We were part of that forever young generation. For a while, we said you should never trust anyone over 30. But that posture becomes a little awkward when you turn 30. So, as all of us aged, we started redefining what it meant to be young. 30 became the new 20, 40 became the new 30. We even tried to declare 50 as the new 30, but no one bought it. We fought to maintain the illusion that we were still young and hip and immortal. Even now as conversations about retirement are frequent among our friends, we are trying to recast the image of what that will mean.
So as Margaret and I turn sixty this year, although it sounds wrong and feels quite surreal, I find myself ready to take small steps in telling myself the truth. Although I still feel like I am hip thirty-something, I am starting to embrace the little pieces of reality that interrupt my pleasant illusions.
I am ready to admit:
- The idea of staying up all night sounds like torture. Shoot, staying up past midnight doesn’t sound fun. Why would we even want to try?
- Going out for late-night pizza with friends at 11 pm sounds like a dumb idea unless I want a night of acid-reflux and bad sleep.
- Going to bed before 10 sounds like a great idea most days.
- Even basic exercise requires warming up. I can’t just pick up and do something strenuous without preparation unless I want to pay for it for a week.
- I love being with my grandson, but the idea of parenting a young child is exhausting.
- Sometimes I forget where I put things I was using just 3 minutes ago.
- I hate it when someone in the store calls me “sir.”
- My kids are the age I would like to think that I am. Which clearly means, I am not.
So, as surreal as it is to be turning sixty, it’s time to embrace reality for all that it holds. For all those of my generation who have spent most of the past three decades pretending we weren’t getting older, it’s time to own it. 60 is the new sixty.
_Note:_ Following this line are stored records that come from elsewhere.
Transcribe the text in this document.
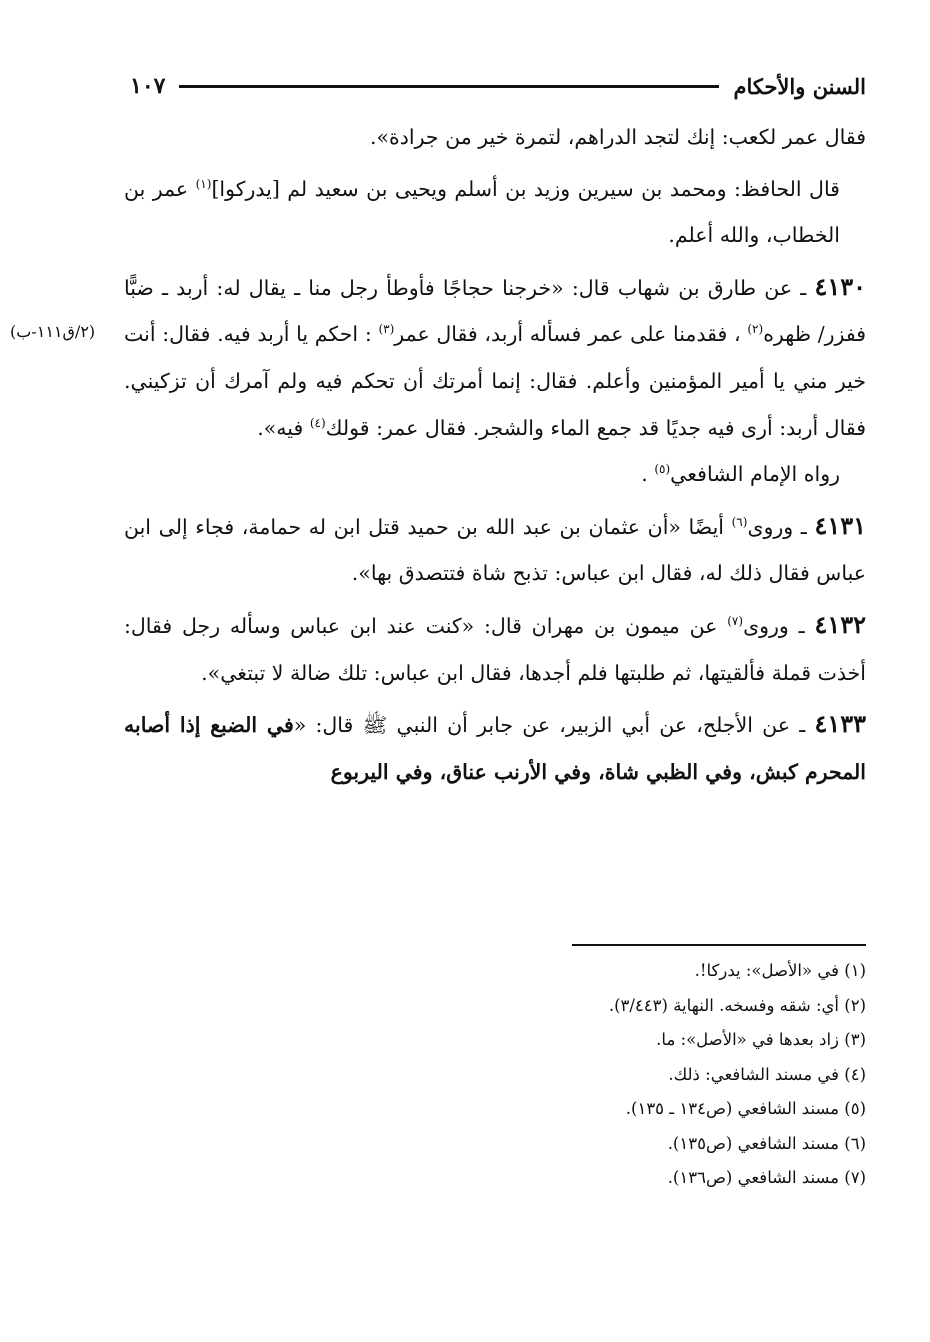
السنن والأحكام
١٠٧
(٢/ق١١١-ب)

فقال عمر لكعب: إنك لتجد الدراهم، لتمرة خير من جرادة».

قال الحافظ: ومحمد بن سيرين وزيد بن أسلم ويحيى بن سعيد لم [يدركوا]$^{(١)}$ عمر بن الخطاب، والله أعلم.

٤١٣٠ ـ عن طارق بن شهاب قال: «خرجنا حجاجًا فأوطأ رجل منا ـ يقال له: أربد ـ ضبًّا ففزر/ ظهره$^{(٢)}$ ، فقدمنا على عمر فسأله أربد، فقال عمر$^{(٣)}$ : احكم يا أربد فيه. فقال: أنت خير مني يا أمير المؤمنين وأعلم. فقال: إنما أمرتك أن تحكم فيه ولم آمرك أن تزكيني. فقال أربد: أرى فيه جديًا قد جمع الماء والشجر. فقال عمر: قولك$^{(٤)}$ فيه».

رواه الإمام الشافعي$^{(٥)}$ .

٤١٣١ ـ وروى$^{(٦)}$ أيضًا «أن عثمان بن عبد الله بن حميد قتل ابن له حمامة، فجاء إلى ابن عباس فقال ذلك له، فقال ابن عباس: تذبح شاة فتتصدق بها».

٤١٣٢ ـ وروى$^{(٧)}$ عن ميمون بن مهران قال: «كنت عند ابن عباس وسأله رجل فقال: أخذت قملة فألقيتها، ثم طلبتها فلم أجدها، فقال ابن عباس: تلك ضالة لا تبتغي».

٤١٣٣ ـ عن الأجلح، عن أبي الزبير، عن جابر أن النبي ﷺ قال: «في الضبع إذا أصابه المحرم كبش، وفي الظبي شاة، وفي الأرنب عناق، وفي اليربوع

(١) في «الأصل»: يدركا!.
(٢) أي: شقه وفسخه. النهاية (٣/٤٤٣).
(٣) زاد بعدها في «الأصل»: ما.
(٤) في مسند الشافعي: ذلك.
(٥) مسند الشافعي (ص١٣٤ ـ ١٣٥).
(٦) مسند الشافعي (ص١٣٥).
(٧) مسند الشافعي (ص١٣٦).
But, sixty is not a bad thing. This is the decade of legacy. A decade for giving away the important lessons and insights to the amazing leaders who follow behind us. It is a decade that is bright and full of promise. Barring an unforeseen interruption, we have hopes and dreams and plans and adventures that stretch out way down the road for us. And, maybe, we have just enough wisdom to enjoy each day and all that it brings as it happens.